Photo des membres d'Alliance Citoyenne devant le bâtiment de Grenoble Habitat, tenant une pancarte "Locataires pas écoutés, locataires méprisés", habillés en T-shirts avec le logo d'Alliance Citoyenne
Occupation du siège d'un bailleur pour lutter contre un logement insalubre. L'action date de 2019. À la suite de l'action, Madame Bika a été relogée.© Alliance Citoyenne de l'Agglomération Grenobloise

Vous promouvez finalement une démocratie du rapport de force ?

Les citoyens ne visent finalement qu’à rééquilibrer la balance des pouvoirs afin de s’installer à la table des négociations avec les décideurs en situation d’égalité

Saul Alinsky avait une vision très pragmatique des rapports sociaux. Il n’est question que de pouvoir, d’une trop grande concentration de celui-ci au détriment des populations aux marges de la société. Pour Alinsky, le pouvoir trouve sa source essentiellement dans l’argent et dans le nombre. N’ayant pas d’argent, ce qu’il propose alors aux habitants des quartiers populaires de Chicago, c’est de se réunir et d’être des centaines à défendre collectivement leurs intérêts.
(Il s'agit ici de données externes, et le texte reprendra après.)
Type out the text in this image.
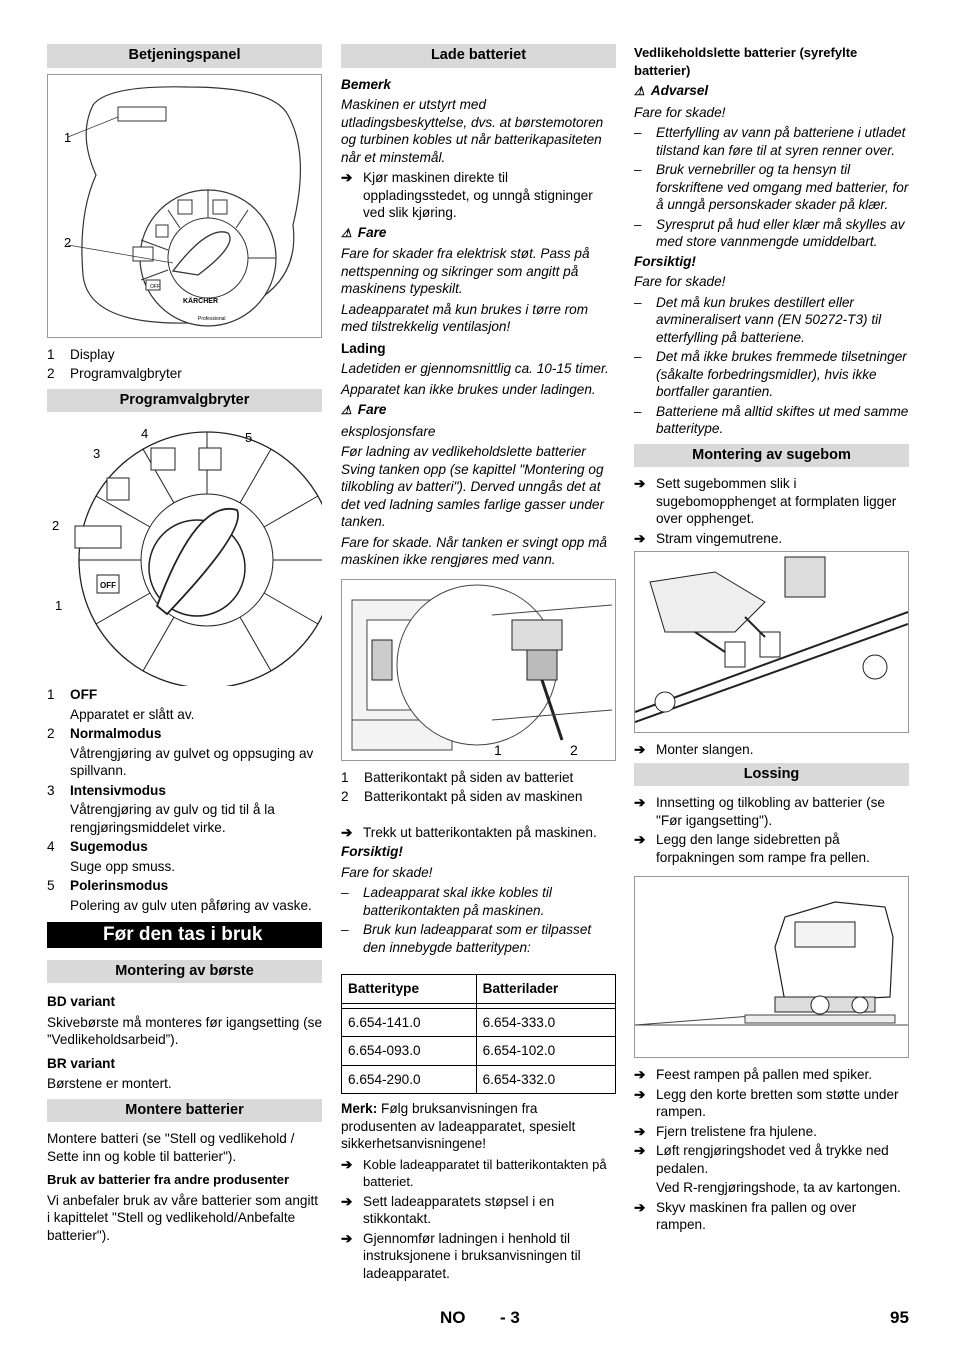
Betjeningspanel
1
2
OFF
KÄRCHER
Professional
1	Display
2	Programvalgbryter
Programvalgbryter
OFF
4	5
3
2
1
1	OFF
Apparatet er slått av.
2	Normalmodus
Våtrengjøring av gulvet og oppsuging av spillvann.
3	Intensivmodus
Våtrengjøring av gulv og tid til å la rengjøringsmiddelet virke.
4	Sugemodus
Suge opp smuss.
5	Polerinsmodus
Polering av gulv uten påføring av vaske.
Før den tas i bruk
Montering av børste

BD variant

Skivebørste må monteres før igangsetting (se ”Vedlikeholdsarbeid”).

BR variant

Børstene er montert.

Montere batterier

Montere batteri (se "Stell og vedlikehold / Sette inn og koble til batterier").

Bruk av batterier fra andre produsenter

Vi anbefaler bruk av våre batterier som angitt i kapittelet "Stell og vedlikehold/Anbefalte batterier").

Lade batteriet

Bemerk

Maskinen er utstyrt med utladingsbeskyttelse, dvs. at børstemotoren og turbinen kobles ut når batterikapasiteten når et minstemål.

➔ Kjør maskinen direkte til oppladingsstedet, og unngå stigninger ved slik kjøring.

⚠ Fare

Fare for skader fra elektrisk støt. Pass på nettspenning og sikringer som angitt på maskinens typeskilt.

Ladeapparatet må kun brukes i tørre rom med tilstrekkelig ventilasjon!

Lading

Ladetiden er gjennomsnittlig ca. 10-15 timer.

Apparatet kan ikke brukes under ladingen.

⚠ Fare

eksplosjonsfare

Før ladning av vedlikeholdslette batterier Sving tanken opp (se kapittel "Montering og tilkobling av batteri"). Derved unngås det at det ved ladning samles farlige gasser under tanken.

Fare for skade. Når tanken er svingt opp må maskinen ikke rengjøres med vann.

1	2
1	Batterikontakt på siden av batteriet
2	Batterikontakt på siden av maskinen
➔ Trekk ut batterikontakten på maskinen.

Forsiktig!

Fare for skade!

–	Ladeapparat skal ikke kobles til batterikontakten på maskinen.
–	Bruk kun ladeapparat som er tilpasset den innebygde batteritypen:
Batteritype	Batterilader

6.654-141.0	6.654-333.0
6.654-093.0	6.654-102.0
6.654-290.0	6.654-332.0

Merk: Følg bruksanvisningen fra produsenten av ladeapparatet, spesielt sikkerhetsanvisningene!

➔ Koble ladeapparatet til batterikontakten på batteriet.
➔ Sett ladeapparatets støpsel i en stikkontakt.
➔ Gjennomfør ladningen i henhold til instruksjonene i bruksanvisningen til ladeapparatet.

Vedlikeholdslette batterier (syrefylte batterier)

⚠ Advarsel

Fare for skade!

–	Etterfylling av vann på batteriene i utladet tilstand kan føre til at syren renner over.
–	Bruk vernebriller og ta hensyn til forskriftene ved omgang med batterier, for å unngå personskader skader på klær.
–	Syresprut på hud eller klær må skylles av med store vannmengde umiddelbart.

Forsiktig!

Fare for skade!

–	Det må kun brukes destillert eller avmineralisert vann (EN 50272-T3) til etterfylling på batteriene.
–	Det må ikke brukes fremmede tilsetninger (såkalte forbedringsmidler), hvis ikke bortfaller garantien.
–	Batteriene må alltid skiftes ut med sammе batteritype.
Montering av sugebom
➔ Sett sugebommen slik i sugebomopphenget at formplaten ligger over opphenget.
➔ Stram vingemutrene.
➔ Monter slangen.
Lossing
➔ Innsetting og tilkobling av batterier (se "Før igangsetting").
➔ Legg den lange sidebretten på forpakningen som rampe fra pellen.
➔ Feest rampen på pallen med spiker.
➔ Legg den korte bretten som støtte under rampen.
➔ Fjern trelistene fra hjulene.
➔ Løft rengjøringshodet ved å trykke ned pedalen.
Ved R-rengjøringshode, ta av kartongen.
➔ Skyv maskinen fra pallen og over rampen.
NO - 3	95
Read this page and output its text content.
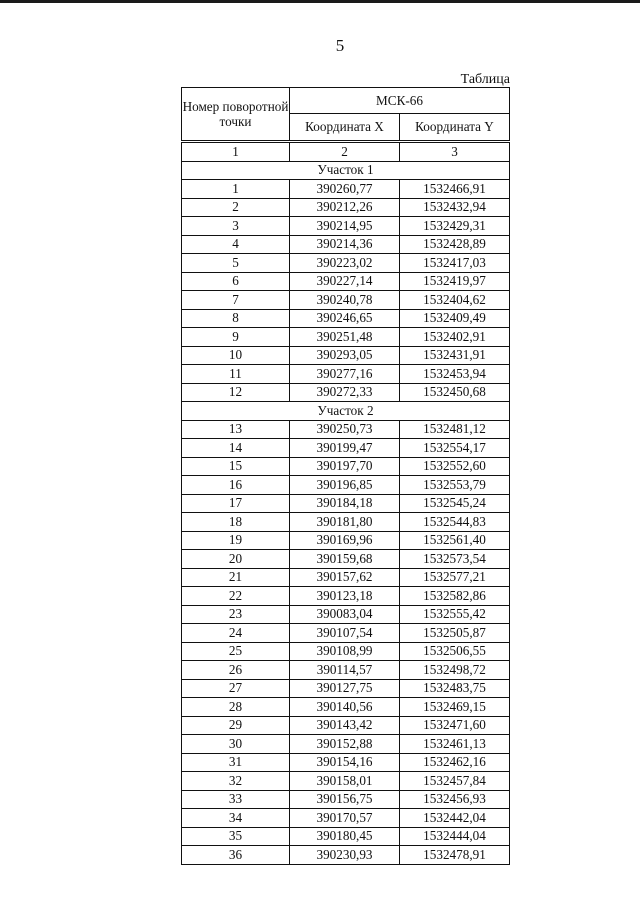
5
Таблица
Номер поворотной точки	МСК-66	
	Координата X	Координата Y
1	2	3
Участок 1		
1	390260,77	1532466,91
2	390212,26	1532432,94
3	390214,95	1532429,31
4	390214,36	1532428,89
5	390223,02	1532417,03
6	390227,14	1532419,97
7	390240,78	1532404,62
8	390246,65	1532409,49
9	390251,48	1532402,91
10	390293,05	1532431,91
11	390277,16	1532453,94
12	390272,33	1532450,68
Участок 2		
13	390250,73	1532481,12
14	390199,47	1532554,17
15	390197,70	1532552,60
16	390196,85	1532553,79
17	390184,18	1532545,24
18	390181,80	1532544,83
19	390169,96	1532561,40
20	390159,68	1532573,54
21	390157,62	1532577,21
22	390123,18	1532582,86
23	390083,04	1532555,42
24	390107,54	1532505,87
25	390108,99	1532506,55
26	390114,57	1532498,72
27	390127,75	1532483,75
28	390140,56	1532469,15
29	390143,42	1532471,60
30	390152,88	1532461,13
31	390154,16	1532462,16
32	390158,01	1532457,84
33	390156,75	1532456,93
34	390170,57	1532442,04
35	390180,45	1532444,04
36	390230,93	1532478,91
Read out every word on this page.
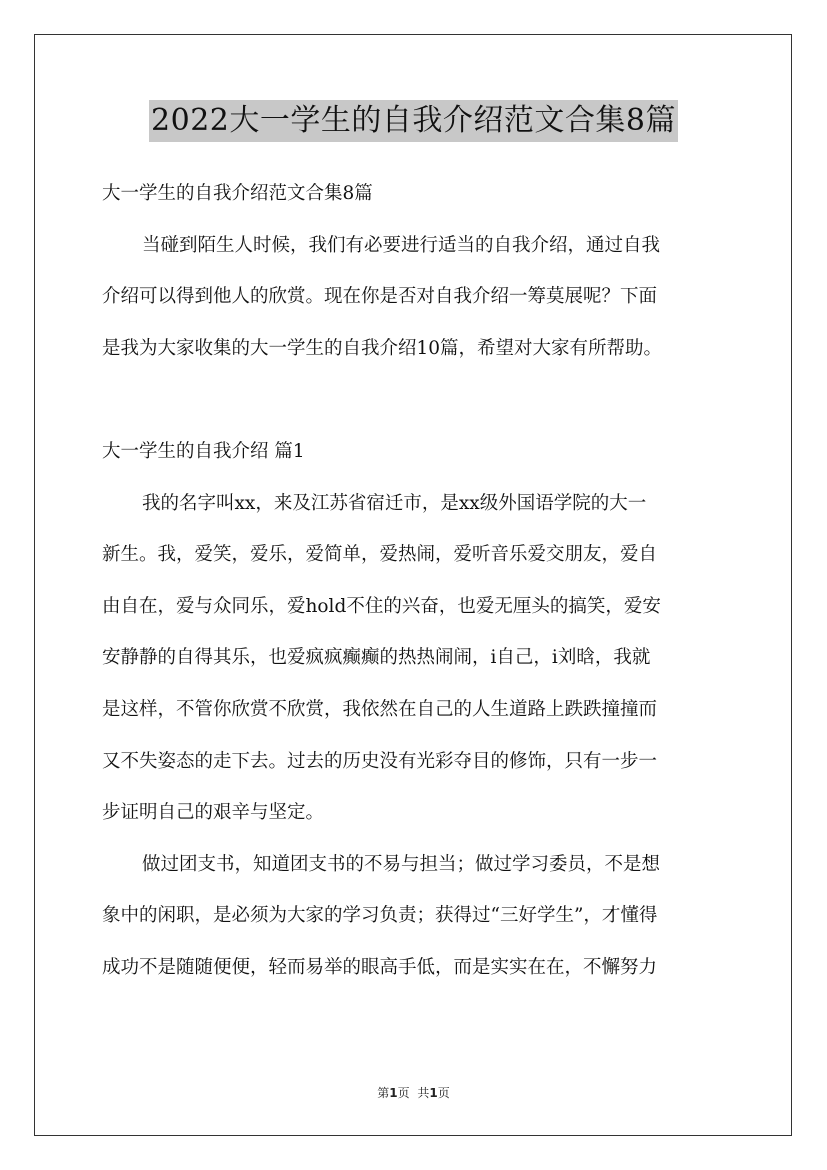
2022大一学生的自我介绍范文合集8篇
大一学生的自我介绍范文合集8篇
当碰到陌生人时候，我们有必要进行适当的自我介绍，通过自我
介绍可以得到他人的欣赏。现在你是否对自我介绍一筹莫展呢？下面
是我为大家收集的大一学生的自我介绍10篇，希望对大家有所帮助。
大一学生的自我介绍 篇1
我的名字叫xx，来及江苏省宿迁市，是xx级外国语学院的大一
新生。我，爱笑，爱乐，爱简单，爱热闹，爱听音乐爱交朋友，爱自
由自在，爱与众同乐，爱hold不住的兴奋，也爱无厘头的搞笑，爱安
安静静的自得其乐，也爱疯疯癫癫的热热闹闹，i自己，i刘晗，我就
是这样，不管你欣赏不欣赏，我依然在自己的人生道路上跌跌撞撞而
又不失姿态的走下去。过去的历史没有光彩夺目的修饰，只有一步一
步证明自己的艰辛与坚定。
做过团支书，知道团支书的不易与担当；做过学习委员，不是想
象中的闲职，是必须为大家的学习负责；获得过“三好学生”，才懂得
成功不是随随便便，轻而易举的眼高手低，而是实实在在，不懈努力
第1页 共1页
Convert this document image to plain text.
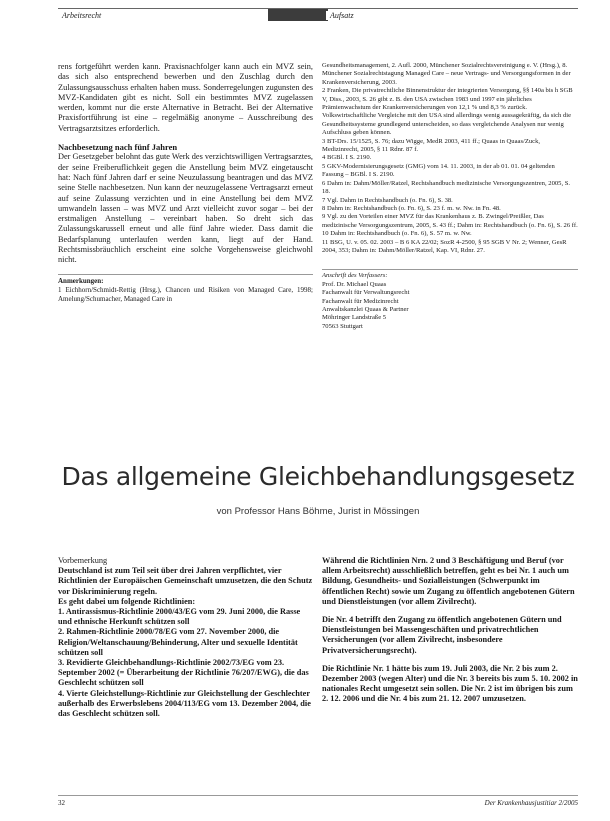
Arbeitsrecht	Aufsatz

rens fortgeführt werden kann. Praxisnachfolger kann auch ein MVZ sein, das sich also entsprechend bewerben und den Zuschlag durch den Zulassungsausschuss erhalten haben muss. Sonderregelungen zugunsten des MVZ-Kandidaten gibt es nicht. Soll ein bestimmtes MVZ zugelassen werden, kommt nur die erste Alternative in Betracht. Bei der Alternative Praxisfortführung ist eine – regelmäßig anonyme – Ausschreibung des Vertragsarztsitzes erforderlich.

Nachbesetzung nach fünf Jahren

Der Gesetzgeber belohnt das gute Werk des verzichtswilligen Vertragsarztes, der seine Freiberuflichkeit gegen die Anstellung beim MVZ eingetauscht hat: Nach fünf Jahren darf er seine Neuzulassung beantragen und das MVZ seine Stelle nachbesetzen. Nun kann der neuzugelassene Vertragsarzt erneut auf seine Zulassung verzichten und in eine Anstellung bei dem MVZ umwandeln lassen – was MVZ und Arzt vielleicht zuvor sogar – bei der erstmaligen Anstellung – vereinbart haben. So dreht sich das Zulassungskarussell erneut und alle fünf Jahre wieder. Dass damit die Bedarfsplanung unterlaufen werden kann, liegt auf der Hand. Rechtsmissbräuchlich erscheint eine solche Vorgehensweise gleichwohl nicht.

Anmerkungen:
1 Eichhorn/Schmidt-Rettig (Hrsg.), Chancen und Risiken von Managed Care, 1998; Amelung/Schumacher, Managed Care in

Gesundheitsmanagement, 2. Aufl. 2000, Münchener Sozialrechtsvereinigung e. V. (Hrsg.), 8. Münchener Sozialrechtstagung Managed Care – neue Vertrags- und Versorgungsformen in der Krankenversicherung, 2003.

2 Franken, Die privatrechtliche Binnenstruktur der integrierten Versorgung, §§ 140a bis h SGB V, Diss., 2003, S. 26 gibt z. B. den USA zwischen 1983 und 1997 ein jährliches Prämienwachstum der Krankenversicherungen von 12,1 % und 8,3 % zurück. Volkswirtschaftliche Vergleiche mit den USA sind allerdings wenig aussagekräftig, da sich die Gesundheitssysteme grundlegend unterscheiden, so dass vergleichende Analysen nur wenig Aufschluss geben können.

3 BT-Drs. 15/1525, S. 76; dazu Wigge, MedR 2003, 411 ff.; Quaas in Quaas/Zuck, Medizinrecht, 2005, § 11 Rdnr. 87 f.

4 BGBl. I S. 2190.

5 GKV-Modernisierungsgesetz (GMG) vom 14. 11. 2003, in der ab 01. 01. 04 geltenden Fassung – BGBl. I S. 2190.

6 Dahm in: Dahm/Möller/Ratzel, Rechtshandbuch medizinische Versorgungszentren, 2005, S. 18.

7 Vgl. Dahm in Rechtshandbuch (o. Fn. 6), S. 38.

8 Dahm in: Rechtshandbuch (o. Fn. 6), S. 23 f. m. w. Nw. in Fn. 48.

9 Vgl. zu den Vorteilen einer MVZ für das Krankenhaus z. B. Zwingel/Preißler, Das medizinische Versorgungszentrum, 2005, S. 43 ff.; Dahm in: Rechtshandbuch (o. Fn. 6), S. 26 ff.

10 Dahm in: Rechtshandbuch (o. Fn. 6), S. 57 m. w. Nw.

11 BSG, U. v. 05. 02. 2003 – B 6 KA 22/02; SozR 4-2500, § 95 SGB V Nr. 2; Wenner, GesR 2004, 353; Dahm in: Dahm/Möller/Ratzel, Kap. VI, Rdnr. 27.

Anschrift des Verfassers:
Prof. Dr. Michael Quaas
Fachanwalt für Verwaltungsrecht
Fachanwalt für Medizinrecht
Anwaltskanzlei Quaas & Partner
Möhringer Landstraße 5
70563 Stuttgart
Das allgemeine Gleichbehandlungsgesetz
von Professor Hans Böhme, Jurist in Mössingen

Vorbemerkung

Deutschland ist zum Teil seit über drei Jahren verpflichtet, vier Richtlinien der Europäischen Gemeinschaft umzusetzen, die den Schutz vor Diskriminierung regeln.

Es geht dabei um folgende Richtlinien:

1. Antirassismus-Richtlinie 2000/43/EG vom 29. Juni 2000, die Rasse und ethnische Herkunft schützen soll

2. Rahmen-Richtlinie 2000/78/EG vom 27. November 2000, die Religion/Weltanschauung/Behinderung, Alter und sexuelle Identität schützen soll

3. Revidierte Gleichbehandlungs-Richtlinie 2002/73/EG vom 23. September 2002 (= Überarbeitung der Richtlinie 76/207/EWG), die das Geschlecht schützen soll

4. Vierte Gleichstellungs-Richtlinie zur Gleichstellung der Geschlechter außerhalb des Erwerbslebens 2004/113/EG vom 13. Dezember 2004, die das Geschlecht schützen soll.

Während die Richtlinien Nrn. 2 und 3 Beschäftigung und Beruf (vor allem Arbeitsrecht) ausschließlich betreffen, geht es bei Nr. 1 auch um Bildung, Gesundheits- und Sozialleistungen (Schwerpunkt im öffentlichen Recht) sowie um Zugang zu öffentlich angebotenen Gütern und Dienstleistungen (vor allem Zivilrecht).

Die Nr. 4 betrifft den Zugang zu öffentlich angebotenen Gütern und Dienstleistungen bei Massengeschäften und privatrechtlichen Versicherungen (vor allem Zivilrecht, insbesondere Privatversicherungsrecht).

Die Richtlinie Nr. 1 hätte bis zum 19. Juli 2003, die Nr. 2 bis zum 2. Dezember 2003 (wegen Alter) und die Nr. 3 bereits bis zum 5. 10. 2002 in nationales Recht umgesetzt sein sollen. Die Nr. 2 ist im übrigen bis zum 2. 12. 2006 und die Nr. 4 bis zum 21. 12. 2007 umzusetzen.

32	Der Krankenhausjustitiar 2/2005
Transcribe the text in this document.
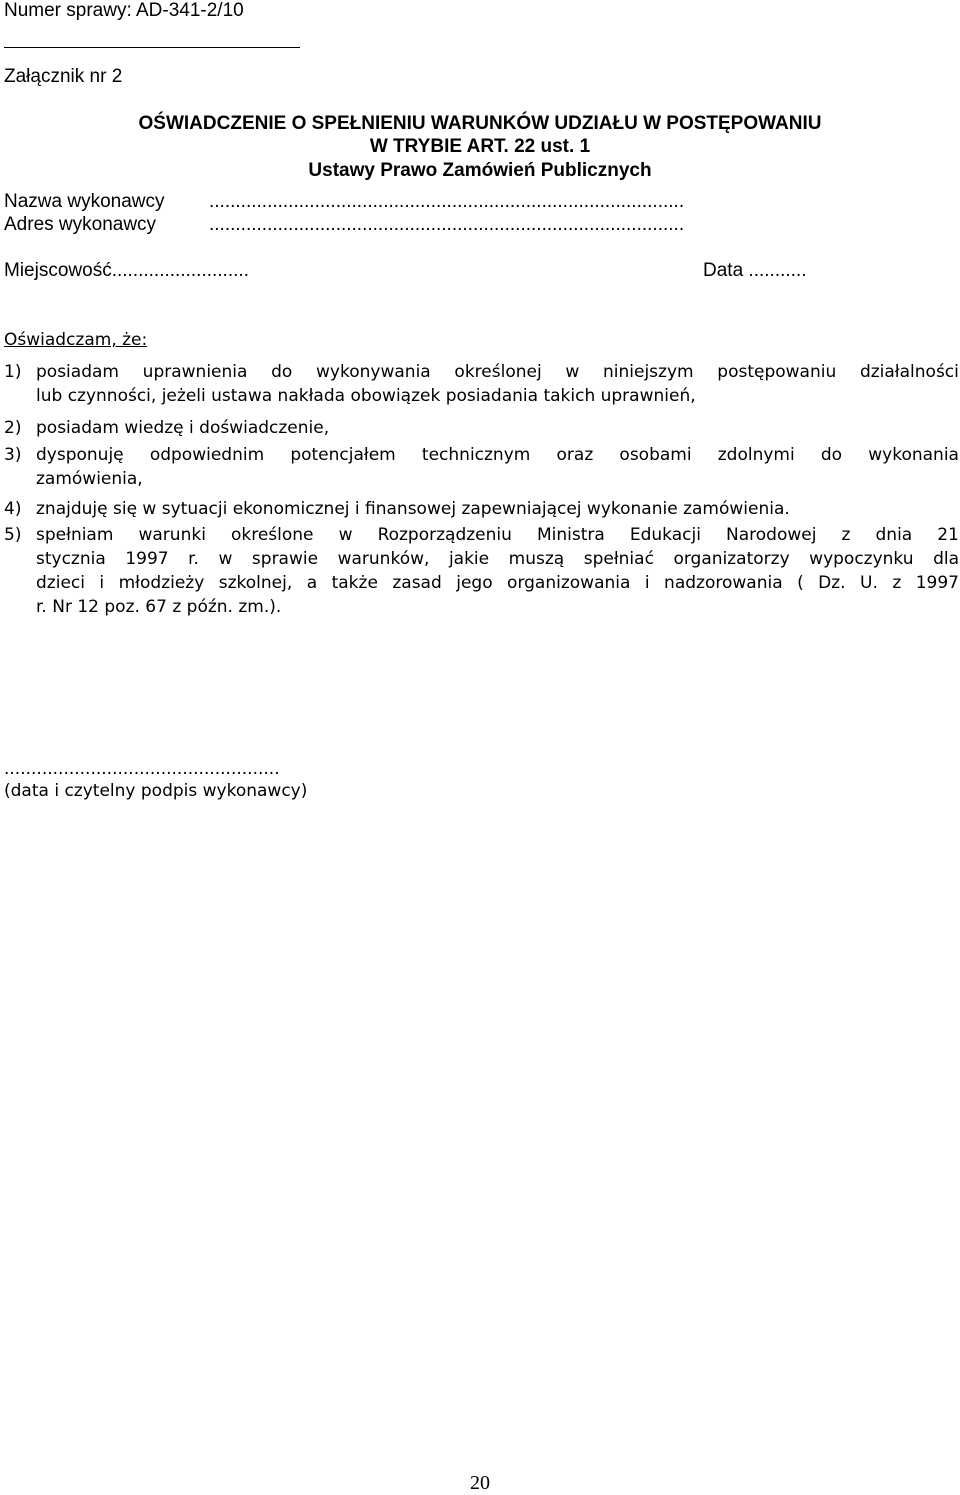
Numer sprawy: AD-341-2/10
Załącznik nr 2
OŚWIADCZENIE O SPEŁNIENIU WARUNKÓW UDZIAŁU W POSTĘPOWANIU
W TRYBIE ART. 22 ust. 1
Ustawy Prawo Zamówień Publicznych
Nazwa wykonawcy ..........................................................................................
Adres wykonawcy	..........................................................................................
Miejscowość..........................	Data ...........
Oświadczam, że:
1) posiadam uprawnienia do wykonywania określonej w niniejszym postępowaniu działalności
lub czynności, jeżeli ustawa nakłada obowiązek posiadania takich uprawnień,
2) posiadam wiedzę i doświadczenie,
3) dysponuję odpowiednim potencjałem technicznym oraz osobami zdolnymi do wykonania
zamówienia,
4) znajduję się w sytuacji ekonomicznej i finansowej zapewniającej wykonanie zamówienia.
5) spełniam warunki określone w Rozporządzeniu Ministra Edukacji Narodowej z dnia 21
stycznia 1997 r. w sprawie warunków, jakie muszą spełniać organizatorzy wypoczynku dla
dzieci i młodzieży szkolnej, a także zasad jego organizowania i nadzorowania ( Dz. U. z 1997
r. Nr 12 poz. 67 z późn. zm.).
...................................................
(data i czytelny podpis wykonawcy)
20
Par leur nombre, la variété du répertoire d’actions qu’ils mobiliseront, les alliances qu’ils noueront, la médiatisation qu’ils feront de leur lutte, les citoyens ne visent finalement qu’à rééquilibrer la balance des pouvoirs afin de s’installer à la table des négociations avec les décideurs en situation d’égalité. C’est une vision radicale de la démocratie, où les lignes politiques bougent après une confrontation entre des intérêts contradictoires. Alinsky utilise l’idée d’une « démocratie conflictuelle ».